Un padre tiene per mano il figlio ed entrano nel tendone di un circo. Iniziano così una serie di racconti che ci proiettano nella vita dei protagonisti, i loro problemi, paure, ansie, una perenne lotta tra bene e male.

Vite che hanno qualcosa da raccontare, da sottolineare, da evidenziare in questo giro di vita, dove tra una gioia e un amore, c’è un pitstop di dolore, la perdita di una persona cara, una felicità inaspettata.

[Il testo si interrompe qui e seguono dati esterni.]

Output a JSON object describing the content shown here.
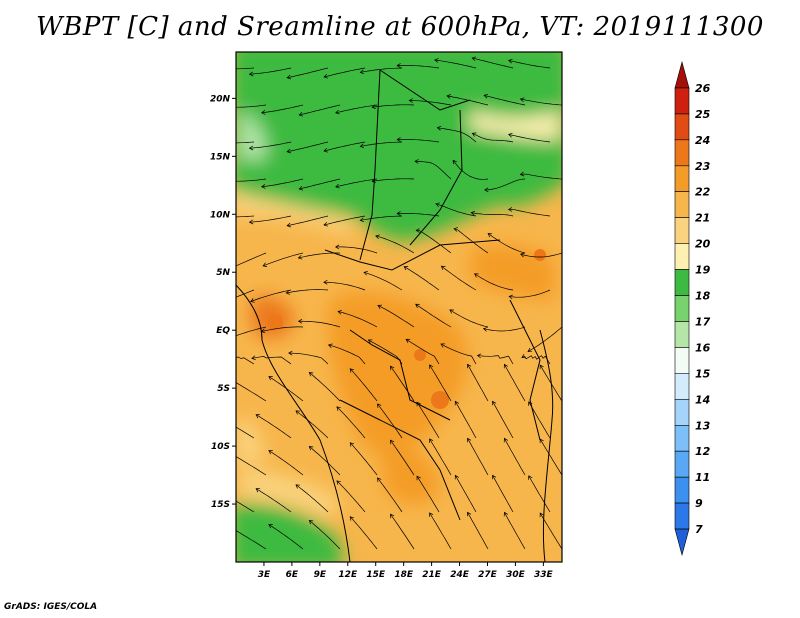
{
  "title": "WBPT [C] and Sreamline at 600hPa, VT: 2019111300",
  "credit": "GrADS: IGES/COLA",
  "chart_data": {
    "type": "heatmap",
    "variable": "WBPT [C]",
    "level": "600hPa",
    "valid_time": "2019111300",
    "xlim": [
      0,
      35
    ],
    "ylim": [
      -20,
      24
    ],
    "x_ticks": [
      {
        "value": 3,
        "label": "3E"
      },
      {
        "value": 6,
        "label": "6E"
      },
      {
        "value": 9,
        "label": "9E"
      },
      {
        "value": 12,
        "label": "12E"
      },
      {
        "value": 15,
        "label": "15E"
      },
      {
        "value": 18,
        "label": "18E"
      },
      {
        "value": 21,
        "label": "21E"
      },
      {
        "value": 24,
        "label": "24E"
      },
      {
        "value": 27,
        "label": "27E"
      },
      {
        "value": 30,
        "label": "30E"
      },
      {
        "value": 33,
        "label": "33E"
      }
    ],
    "y_ticks": [
      {
        "value": 20,
        "label": "20N"
      },
      {
        "value": 15,
        "label": "15N"
      },
      {
        "value": 10,
        "label": "10N"
      },
      {
        "value": 5,
        "label": "5N"
      },
      {
        "value": 0,
        "label": "EQ"
      },
      {
        "value": -5,
        "label": "5S"
      },
      {
        "value": -10,
        "label": "10S"
      },
      {
        "value": -15,
        "label": "15S"
      }
    ],
    "colorbar": {
      "labels": [
        "7",
        "9",
        "11",
        "12",
        "13",
        "14",
        "15",
        "16",
        "17",
        "18",
        "19",
        "20",
        "21",
        "22",
        "23",
        "24",
        "25",
        "26"
      ],
      "colors": [
        "#1f60d8",
        "#2c78e8",
        "#3c91f0",
        "#59a8f5",
        "#7dbff8",
        "#a4d4fa",
        "#d2ecfc",
        "#f2fbf4",
        "#b4e6a8",
        "#78d26e",
        "#3cba41",
        "#fdf0b0",
        "#fad37e",
        "#f7b64c",
        "#f49c28",
        "#ec781a",
        "#e14b14",
        "#cd2010",
        "#a50f0a"
      ]
    },
    "field_regions": [
      {
        "description_level": 17,
        "lat": [
          14,
          24
        ],
        "lon": [
          0,
          35
        ]
      },
      {
        "description_level": 20,
        "lat": [
          -20,
          10
        ],
        "lon": [
          0,
          35
        ]
      },
      {
        "description_level": 22,
        "lat": [
          -12,
          6
        ],
        "lon": [
          15,
          30
        ]
      },
      {
        "description_level": 17,
        "lat": [
          -20,
          -14
        ],
        "lon": [
          0,
          10
        ]
      }
    ]
  }
}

Ci vuole coraggio a girare la ruota, quello che fa più paura è non avere la certezza di cosa accadrà domani, oggi sei felice, domani ti svegli piangendo e il giorno dopo ancora sei di nuovo felice.

 

“La vita eh? Alle volte congeleremmo i momenti belli, tutti in freezer, per tirarli fuori quando l’ospite inaspettato si presenta, che sia Nostra signora della Paura, oppure Madame felicità, o sua Maestà Miseria Nera. Ma non si può caro Signore. Per nostra natura i momenti belli li perdiamo perché sono fatti di sabbia”

 

Siamo tutti spettatori all’interno di un grande circo, possiamo scegliere di essere protagonisti, in che modo?

“Vivendo”, questo è il messaggio più bello e confortante tra le pieghe del libro, perché nonostante le ferite e i momenti no, vale sempre la pena di vivere anche quando la caduta ci sembra inevitabile.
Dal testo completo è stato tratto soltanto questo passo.